Some Essential Terminologies

  • Mode: for a discrete random variable, the value with highest probability (the location at which the probability mass function has its peak); for a continuous random variable, a location at which the probability density function has a local peak.
  • Support: the smallest closed set whose complement has probability zero.
  • Head: the range of values where the pmf or pdf is relatively high.
  • Tail: the complement of the head within the support; the large set of values where the pmf or pdf is relatively low.
  • Expected value or mean: the weighted average of the possible values, using their probabilities as their weights; or the continuous analog thereof.
  • Median: the value such that the set of values less than the median, and the set greater than the median, each have probabilities no greater than one-half.
  • Variance: the second moment of the pmf or pdf about the mean; an important measure of the dispersion of the distribution.
  • Standard deviation: the square root of the variance, and hence another measure of dispersion.

  • Symmetry: a property of some distributions in which the portion of the distribution to the left of a specific value is a mirror image of the portion to its right.

  • Skewness: a measure of the extent to which a pmf or pdf "leans" to one side of its mean. The third standardized moment of the distribution.
  • Kurtosis: a measure of the "fatness" of the tails of a pmf or pdf. The fourth standardized moment of the distribution.

kurtosis

Quick mathematical definitions of mean, variance, skewness, and kurtosis with respect to a PDF $P(x)$

$$\text{1st raw moment } \mathbf{Mean\ (1st\ moment):} \int x.P(x).dx$$$$\text{Centralized 2nd moment } \mathbf{Variance\ (2nd\ moment):} \int (x-\mu)^2.P(x).dx$$$$\text{Pearson's 3rd moment (Standardized) }\mathbf{Skew\ (3rd\ moment):} \int\left ( \frac{x-\mu}{\sigma} \right )^3.P(x).dx$$$$\text{Pearson's 4th moment (Standardized) }\mathbf{Kurtosis\ (4th\ moment):} \int\left ( \frac{x-\mu}{\sigma} \right )^4.P(x).dx$$

Bernoulii distribution

The Bernoulli distribution, named after Swiss mathematician Jacob Bernoulli, is the probability distribution of a random variable which takes the value 1 with probability $p$ and the value 0 with probability $q = 1 − p$ — i.e., the probability distribution of any single experiment that asks a yes–no question; the question results in a boolean-valued outcome, a single bit of information whose value is success/yes/true/one with probability $p$ and failure/no/false/zero with probability $q$.

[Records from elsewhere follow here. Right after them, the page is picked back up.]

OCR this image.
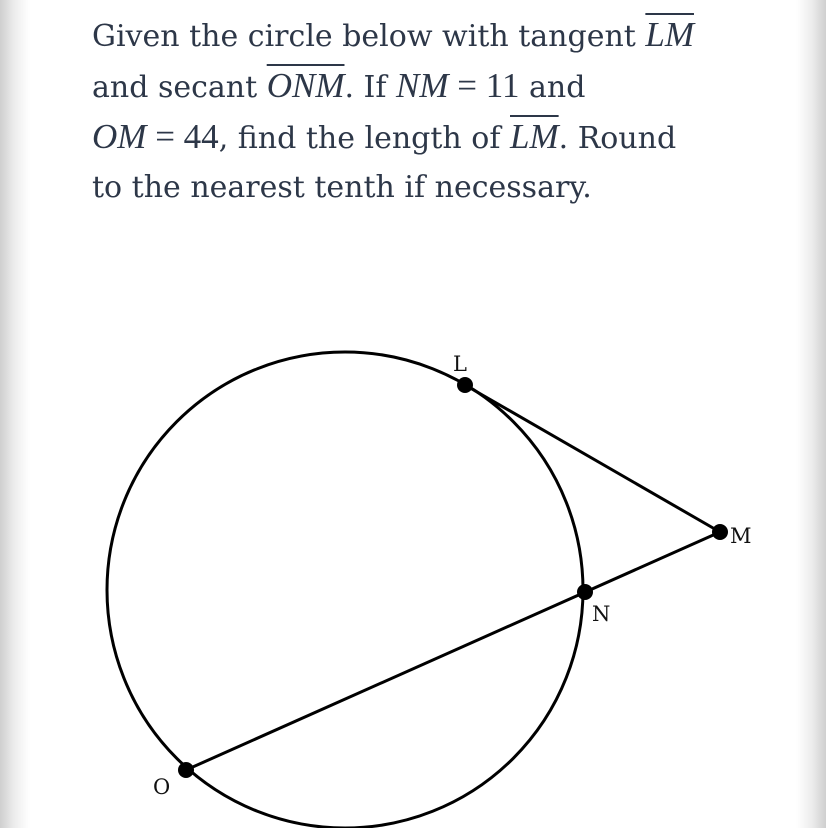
Given the circle below with tangent $\overline{LM}$
and secant $\overline{ONM}$. If NM = 11 and
OM = 44, find the length of $\overline{LM}$. Round
to the nearest tenth if necessary.
L
M
N
O
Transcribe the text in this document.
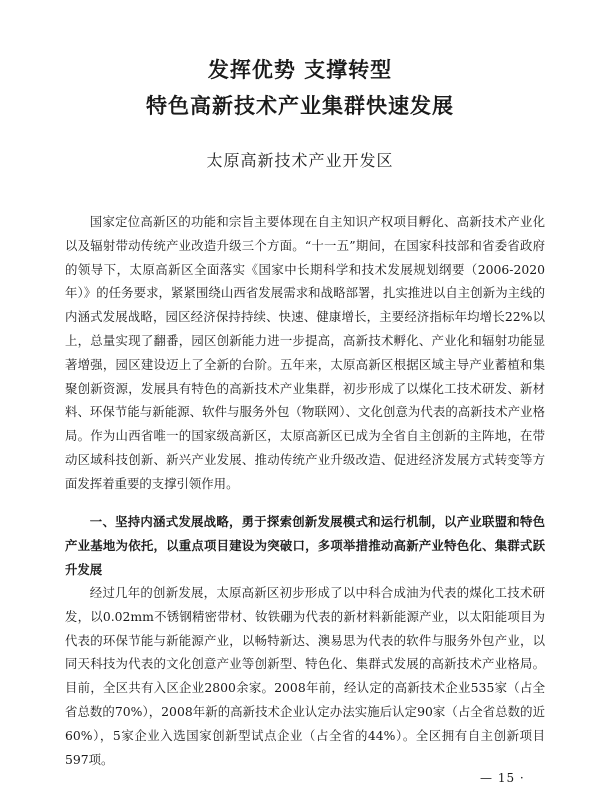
发挥优势 支撑转型
特色高新技术产业集群快速发展
太原高新技术产业开发区

国家定位高新区的功能和宗旨主要体现在自主知识产权项目孵化、高新技术产业化以及辐射带动传统产业改造升级三个方面。“十一五”期间，在国家科技部和省委省政府的领导下，太原高新区全面落实《国家中长期科学和技术发展规划纲要（2006-2020年）》的任务要求，紧紧围绕山西省发展需求和战略部署，扎实推进以自主创新为主线的内涵式发展战略，园区经济保持持续、快速、健康增长，主要经济指标年均增长22%以上，总量实现了翻番，园区创新能力进一步提高，高新技术孵化、产业化和辐射功能显著增强，园区建设迈上了全新的台阶。五年来，太原高新区根据区域主导产业蓄植和集聚创新资源，发展具有特色的高新技术产业集群，初步形成了以煤化工技术研发、新材料、环保节能与新能源、软件与服务外包（物联网）、文化创意为代表的高新技术产业格局。作为山西省唯一的国家级高新区，太原高新区已成为全省自主创新的主阵地，在带动区域科技创新、新兴产业发展、推动传统产业升级改造、促进经济发展方式转变等方面发挥着重要的支撑引领作用。

一、坚持内涵式发展战略，勇于探索创新发展模式和运行机制，以产业联盟和特色产业基地为依托，以重点项目建设为突破口，多项举措推动高新产业特色化、集群式跃升发展

经过几年的创新发展，太原高新区初步形成了以中科合成油为代表的煤化工技术研发，以0.02mm不锈钢精密带材、钕铁硼为代表的新材料新能源产业，以太阳能项目为代表的环保节能与新能源产业，以畅特新达、澳易思为代表的软件与服务外包产业，以同天科技为代表的文化创意产业等创新型、特色化、集群式发展的高新技术产业格局。目前，全区共有入区企业2800余家。2008年前，经认定的高新技术企业535家（占全省总数的70%），2008年新的高新技术企业认定办法实施后认定90家（占全省总数的近60%），5家企业入选国家创新型试点企业（占全省的44%）。全区拥有自主创新项目597项。

— 15 ·
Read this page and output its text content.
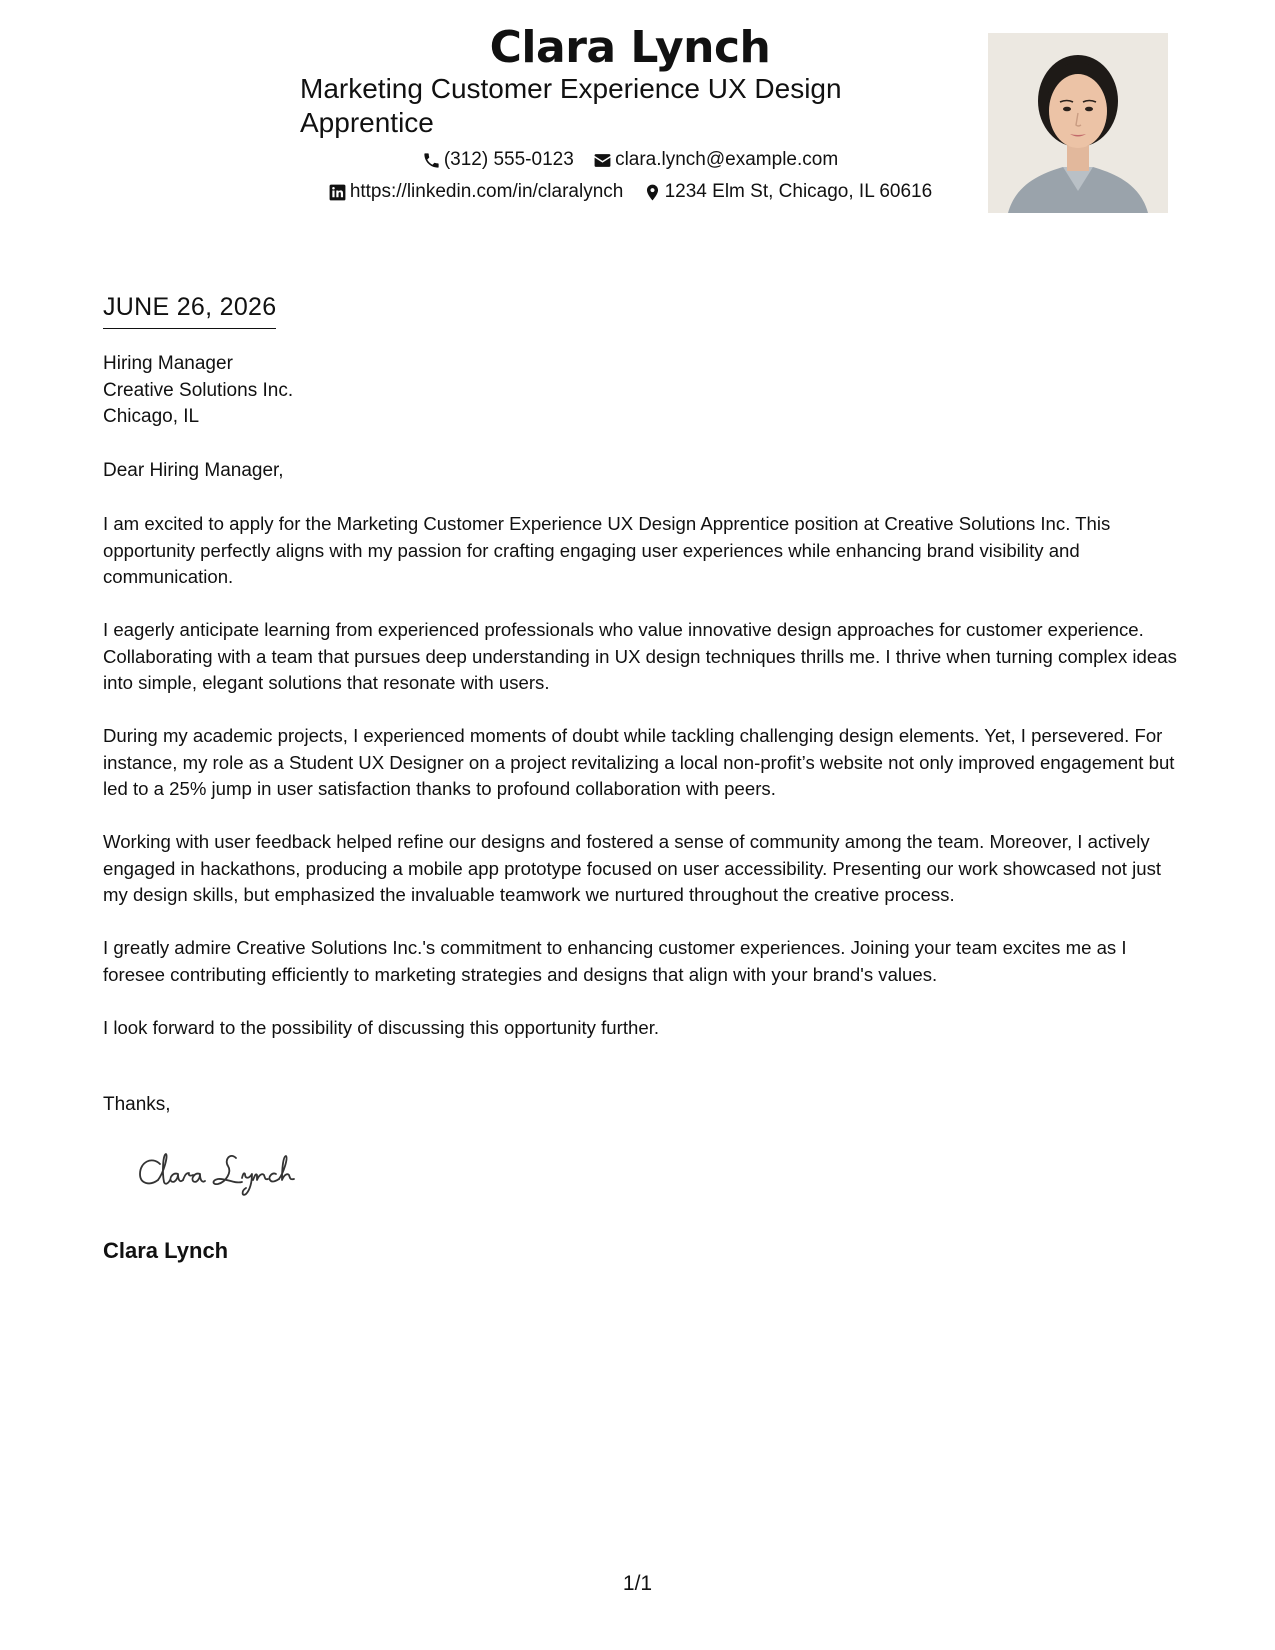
Clara Lynch
Marketing Customer Experience UX Design Apprentice
(312) 555-0123
clara.lynch@example.com
https://linkedin.com/in/claralynch
1234 Elm St, Chicago, IL 60616
JUNE 26, 2026
Hiring Manager
Creative Solutions Inc.
Chicago, IL
Dear Hiring Manager,

I am excited to apply for the Marketing Customer Experience UX Design Apprentice position at Creative Solutions Inc. This opportunity perfectly aligns with my passion for crafting engaging user experiences while enhancing brand visibility and communication.

I eagerly anticipate learning from experienced professionals who value innovative design approaches for customer experience. Collaborating with a team that pursues deep understanding in UX design techniques thrills me. I thrive when turning complex ideas into simple, elegant solutions that resonate with users.

During my academic projects, I experienced moments of doubt while tackling challenging design elements. Yet, I persevered. For instance, my role as a Student UX Designer on a project revitalizing a local non-profit’s website not only improved engagement but led to a 25% jump in user satisfaction thanks to profound collaboration with peers.

Working with user feedback helped refine our designs and fostered a sense of community among the team. Moreover, I actively engaged in hackathons, producing a mobile app prototype focused on user accessibility. Presenting our work showcased not just my design skills, but emphasized the invaluable teamwork we nurtured throughout the creative process.

I greatly admire Creative Solutions Inc.'s commitment to enhancing customer experiences. Joining your team excites me as I foresee contributing efficiently to marketing strategies and designs that align with your brand's values.

I look forward to the possibility of discussing this opportunity further.

Thanks,
Clara Lynch
1/1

It can be used to represent a coin toss where 1 and 0 would represent "head" and "tail" (or vice versa), respectively. In particular, unfair coins would have $p ≠ 0.5$.

coin

The probability mass function $f$ of this distribution, over possible outcomes $k$, is

$${\displaystyle f(k;p)={\begin{cases}p&{\text{if }}k=1,\\[6pt]1-p&{\text{if }}k=0.\end{cases}}}$$
In [17]:
from scipy.stats import bernoulli

Generate random variates

In [18]:
# p=0.5 i.e. fair coin
bernoulli.rvs(p=0.5,size=10)
Out[18]:
array([1, 1, 1, 1, 1, 0, 1, 0, 0, 0])

Loaded coin towards tail, p=0.2 for head

In [19]:
# p=0.2 i.e. more tails (0) than heads(1)
bernoulli.rvs(p=0.2,size=20)
Out[19]:
array([0, 1, 0, 0, 0, 0, 0, 0, 0, 0, 0, 0, 0, 0, 0, 0, 0, 0, 0, 0])

Loaded coin towards head, p=0.8 for head

In [20]:
# p=0.8 i.e. more heads (1) than tails (0)
bernoulli.rvs(p=0.8,size=20)
Out[20]:
array([1, 1, 1, 1, 1, 1, 1, 1, 1, 1, 1, 1, 1, 1, 1, 1, 0, 0, 1, 1])

Note, a single run or even a small number of runs may not produce the expected distribution of 1's and 0's.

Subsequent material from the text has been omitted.